Safety glasses currently feature more options than ever before.
Can High Index Lenses be Safety Glasses?
Various tints, coatings, full prescription capability, and lens options like bifocal and progressives make customization of safety glasses a simple prospect. Attractive, modern frame styles serve fashion as much as practicality; streamlined frameware can be impact resistant and look great at the same time.
Another relatively modern development in the eyewear industry is the advent of high index glasses. Formed from a special composite material in either a glass or plastic format, high index material bends light a bit differently than standard glass or plastic material, a characteristic that allows it to accept deeper prescription curves while using less physical material. The result, especially for those who require a very strong prescription, is lenses that are significantly thinner and often lighter as well.
As with any product, high index lenses feature specific pros and cons. If you’re thinking about switching to them, the list below should be taken into consideration. High index lenses feature:
- The ability to form a high prescription using less physical glass or plastic
- Often lighter than standard plastic or glass (depends upon the prescription and the material used)
- Often are significantly thinner than standard plastic or glass
- Reduced edge size
- Allows for multiple single- and progressive-use designs
- Higher production cost than standard materials
- Potentially more chromatic aberration (Abbe value)
- More brittle and reflective (especially in glass form)
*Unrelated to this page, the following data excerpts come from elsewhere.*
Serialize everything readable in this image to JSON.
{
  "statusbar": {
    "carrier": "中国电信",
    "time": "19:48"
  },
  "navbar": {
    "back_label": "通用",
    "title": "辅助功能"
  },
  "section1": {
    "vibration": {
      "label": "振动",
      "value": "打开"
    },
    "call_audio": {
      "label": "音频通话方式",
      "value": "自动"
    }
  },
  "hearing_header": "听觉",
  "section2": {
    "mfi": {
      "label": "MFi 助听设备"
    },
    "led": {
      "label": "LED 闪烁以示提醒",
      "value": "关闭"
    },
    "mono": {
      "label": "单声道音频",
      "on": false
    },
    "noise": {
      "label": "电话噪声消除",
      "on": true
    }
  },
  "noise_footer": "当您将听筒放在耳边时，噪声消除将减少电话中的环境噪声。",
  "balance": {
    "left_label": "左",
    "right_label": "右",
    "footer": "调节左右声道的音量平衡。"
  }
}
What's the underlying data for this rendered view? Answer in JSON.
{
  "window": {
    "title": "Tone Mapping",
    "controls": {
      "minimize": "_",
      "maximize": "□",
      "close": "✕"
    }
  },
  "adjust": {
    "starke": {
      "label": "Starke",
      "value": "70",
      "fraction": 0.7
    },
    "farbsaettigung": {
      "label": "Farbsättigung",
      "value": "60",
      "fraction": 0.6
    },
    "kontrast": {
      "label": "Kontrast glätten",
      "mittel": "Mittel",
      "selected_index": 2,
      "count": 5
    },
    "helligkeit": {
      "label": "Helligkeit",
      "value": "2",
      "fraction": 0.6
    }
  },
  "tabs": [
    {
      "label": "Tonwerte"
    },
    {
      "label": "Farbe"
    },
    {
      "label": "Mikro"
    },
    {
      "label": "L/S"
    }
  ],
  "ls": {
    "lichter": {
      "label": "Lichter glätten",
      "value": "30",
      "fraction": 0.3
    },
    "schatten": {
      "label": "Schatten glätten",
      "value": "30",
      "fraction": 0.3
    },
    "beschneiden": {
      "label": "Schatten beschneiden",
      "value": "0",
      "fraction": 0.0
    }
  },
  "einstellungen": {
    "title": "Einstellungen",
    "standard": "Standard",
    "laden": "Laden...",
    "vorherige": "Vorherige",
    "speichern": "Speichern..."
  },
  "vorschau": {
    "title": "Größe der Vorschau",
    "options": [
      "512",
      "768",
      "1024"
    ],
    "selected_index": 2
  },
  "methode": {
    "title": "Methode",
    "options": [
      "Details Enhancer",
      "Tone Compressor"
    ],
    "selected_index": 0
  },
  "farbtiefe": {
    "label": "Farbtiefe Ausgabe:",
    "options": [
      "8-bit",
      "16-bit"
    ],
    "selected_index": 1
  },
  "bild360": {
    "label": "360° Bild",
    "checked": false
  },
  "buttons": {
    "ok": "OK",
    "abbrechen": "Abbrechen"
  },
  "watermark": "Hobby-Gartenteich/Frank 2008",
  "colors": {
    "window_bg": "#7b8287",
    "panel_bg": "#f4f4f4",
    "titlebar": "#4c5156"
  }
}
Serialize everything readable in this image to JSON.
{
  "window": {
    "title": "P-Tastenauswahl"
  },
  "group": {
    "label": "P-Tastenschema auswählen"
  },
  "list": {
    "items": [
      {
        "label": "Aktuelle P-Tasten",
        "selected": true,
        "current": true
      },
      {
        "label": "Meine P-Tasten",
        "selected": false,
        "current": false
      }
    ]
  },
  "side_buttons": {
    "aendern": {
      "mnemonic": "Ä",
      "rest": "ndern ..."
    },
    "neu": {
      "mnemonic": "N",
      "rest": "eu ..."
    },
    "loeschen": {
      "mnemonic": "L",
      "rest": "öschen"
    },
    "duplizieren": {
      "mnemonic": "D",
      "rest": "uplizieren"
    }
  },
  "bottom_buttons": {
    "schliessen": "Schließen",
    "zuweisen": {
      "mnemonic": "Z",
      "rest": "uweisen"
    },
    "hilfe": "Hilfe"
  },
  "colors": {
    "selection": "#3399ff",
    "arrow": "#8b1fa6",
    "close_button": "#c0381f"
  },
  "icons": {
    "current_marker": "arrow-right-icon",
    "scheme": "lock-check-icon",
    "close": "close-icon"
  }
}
If you use (or plan to use) high index lenses in safety glasses, several of the above items are relevant. Yes, high index lenses can be used in safety frames and will qualify as rated safety glasses, but there are restrictions. For instance, to reach the impact-resistant standard required of the safety lens designation, high index lenses must have a minimum thickness of 3.0mm. Lenses below that level are too brittle to meet safety standards.